Italie : l’AC Milan et la Juventus en pointe pour freiner leur déclassement
Après une nouvelle saison décevante qui les a privés de la rémunératrice Ligue des champions, l’AC Milan et la Juventus Turin ont été les deux clubs de Serie A les plus actifs en dépensant chacun 160 millions d’euros.
Les Milanais ont battu leur record pour un transfert en mettant 74 millions d’euros sur la table pour Gonçalo Ramos (PSG) et dépensé 50 millions d’euros pour un autre joueur de Ligue 1, Diego Moreira (Strasbourg). La Juve aussi a recruté en L1, Randal Kolo Muani (42 millions d’euros), sans avenir au PSG, et s’est débarrassé du gros salaire de l’ancien Lillois Jonathan David, décevant la saison dernière, prêté à l’Atletico Madrid.
L’Inter Milan, champion en titre et grand favori, a recruté anglais, 30 millions d’euros à chaque fois pour Djed Spencer (Tottenham) et Curtis Jones (Liverpool), sans oublier John Stones, arrivé libre de Manchester City.

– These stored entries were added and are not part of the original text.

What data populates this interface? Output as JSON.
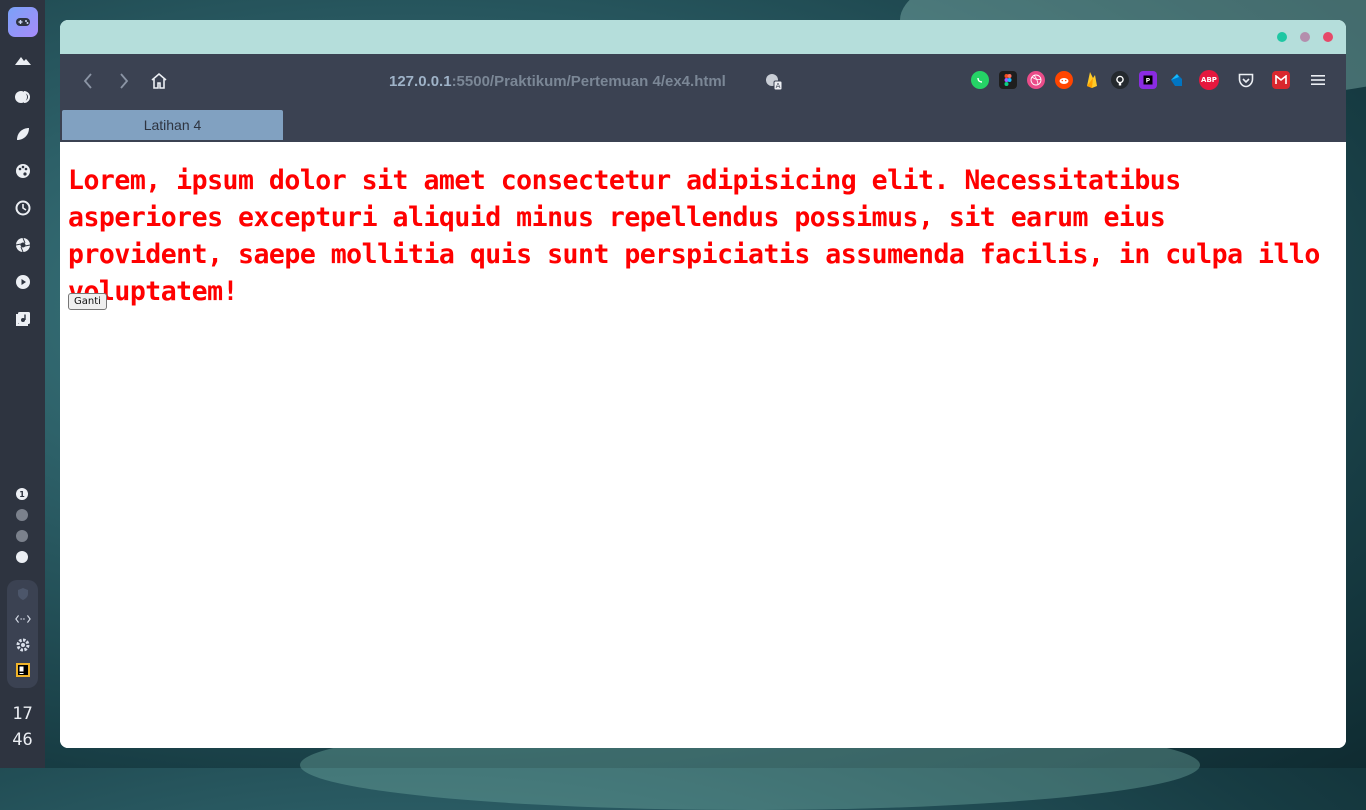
{
  "colors": {
    "dock_bg": "#2e3440",
    "titlebar_bg": "#b5dedb",
    "toolbar_bg": "#3b4252",
    "tab_bg": "#81a1c1",
    "text_red": "#ff0000",
    "win_green": "#1fc7a3",
    "win_purple": "#b48ead",
    "win_red": "#e64969"
  },
  "dock": {
    "app_icon": "gamepad-icon",
    "icons": [
      "mountain-icon",
      "toggle-icon",
      "leaf-icon",
      "palette-icon",
      "history-icon",
      "aperture-icon",
      "play-icon",
      "music-library-icon"
    ],
    "workspaces": {
      "active_label": "1"
    },
    "tray_icons": [
      "shield-icon",
      "network-icon",
      "settings-icon",
      "pycharm-icon"
    ],
    "clock": {
      "hour": "17",
      "minute": "46"
    }
  },
  "browser": {
    "url_host": "127.0.0.1",
    "url_rest": ":5500/Praktikum/Pertemuan 4/ex4.html",
    "toolbar_icons": [
      "back-icon",
      "forward-icon",
      "home-icon",
      "translate-icon"
    ],
    "extensions": [
      "whatsapp-icon",
      "figma-icon",
      "dribbble-icon",
      "reddit-icon",
      "firebase-icon",
      "github-icon",
      "phpstorm-icon",
      "dart-icon",
      "adblock-plus-icon",
      "pocket-icon",
      "mega-icon",
      "menu-icon"
    ],
    "extension_labels": {
      "adblock": "ABP"
    },
    "tab": {
      "title": "Latihan 4"
    }
  },
  "page": {
    "paragraph": "Lorem, ipsum dolor sit amet consectetur adipisicing elit. Necessitatibus asperiores excepturi aliquid minus repellendus possimus, sit earum eius provident, saepe mollitia quis sunt perspiciatis assumenda facilis, in culpa illo voluptatem!",
    "button_label": "Ganti"
  }
}
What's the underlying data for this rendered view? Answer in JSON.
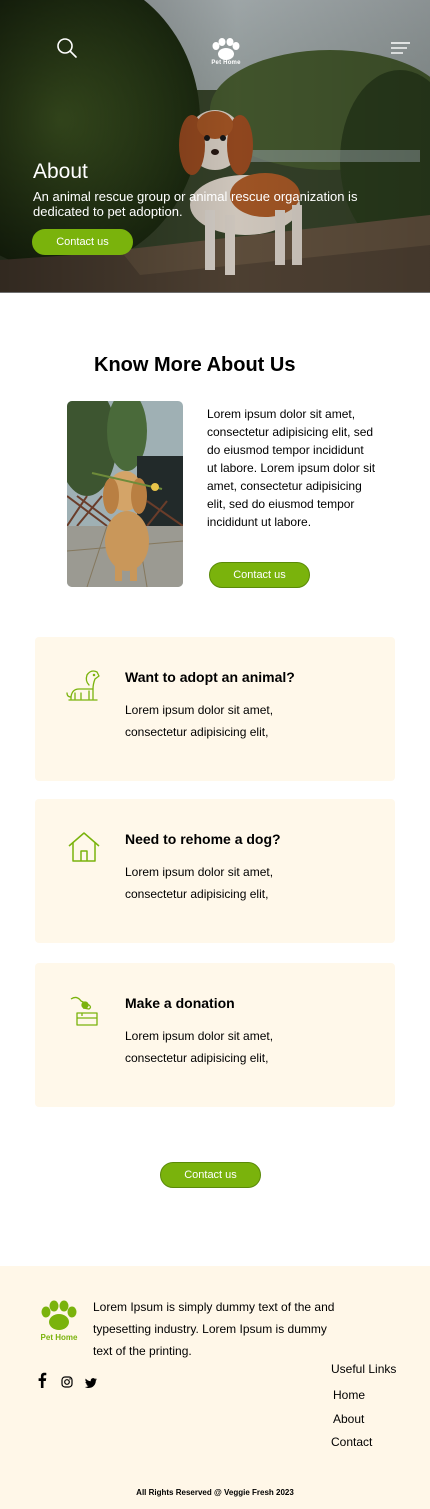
{
  "header": {
    "logo_text": "Pet Home"
  },
  "hero": {
    "title": "About",
    "description": "An animal rescue group or animal rescue organization is dedicated to pet adoption.",
    "button_label": "Contact us"
  },
  "about": {
    "title": "Know More About Us",
    "text": "Lorem ipsum dolor sit amet, consectetur adipisicing elit, sed do eiusmod tempor incididunt ut labore. Lorem ipsum dolor sit amet, consectetur adipisicing elit, sed do eiusmod tempor incididunt ut labore.",
    "button_label": "Contact us"
  },
  "cards": [
    {
      "icon": "dog-icon",
      "title": "Want to adopt an animal?",
      "text": "Lorem ipsum dolor sit amet, consectetur adipisicing elit,"
    },
    {
      "icon": "house-icon",
      "title": "Need to rehome a dog?",
      "text": "Lorem ipsum dolor sit amet, consectetur adipisicing elit,"
    },
    {
      "icon": "donation-icon",
      "title": "Make a donation",
      "text": "Lorem ipsum dolor sit amet, consectetur adipisicing elit,"
    }
  ],
  "cta": {
    "button_label": "Contact us"
  },
  "footer": {
    "logo_text": "Pet Home",
    "about_text": "Lorem Ipsum is simply dummy text of the and typesetting industry. Lorem Ipsum is dummy text of the printing.",
    "social": [
      "facebook-icon",
      "instagram-icon",
      "twitter-icon"
    ],
    "links_title": "Useful Links",
    "links": [
      "Home",
      "About",
      "Contact"
    ],
    "copyright": "All Rights Reserved @ Veggie Fresh 2023"
  },
  "colors": {
    "accent": "#7ab30c",
    "card_bg": "#fff8ea",
    "footer_bg": "#fff7e8"
  }
}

Allemagne : le Bayern rapide, Nkunku de retour à Leipzig
Demi-finaliste de la Ligue des champions, le Bayern a rapidement bouclé son mercato estival avec deux recrues, pour un total de 100 millions d’euros, officialisées début juillet en plein Mondial 2026 : les internationaux allemand Nathaniel Brown, véritable couteau suisse pouvant jouer latéral gauche ou numéro 10, et marocain Ismael Saibari, révélation offensive des Lions de l’Atlas à la Coupe du monde.
Dortmund s’est montré actif sur le marché avec les arrivées du défenseur français Joane Gadou et de deux jeunes internationaux grecs prometteurs, Konstantinos Karetsas (18 ans) et Giannis Konstantelias (23 ans). Malheureusement, Konstantelias s’est blessé (rupture du ligament croisé antérieur du genou gauche) dès la première journée de Bundesliga et va manquer une grande partie de la saison.
Stuttgart a misé sur le jeune attaquant allemand Dzenan Pejcinovic, alors que Christopher Nkunku a été prêté pour une saison au RB Leipzig, où il avait éclos au haut niveau entre 2019 et 2023.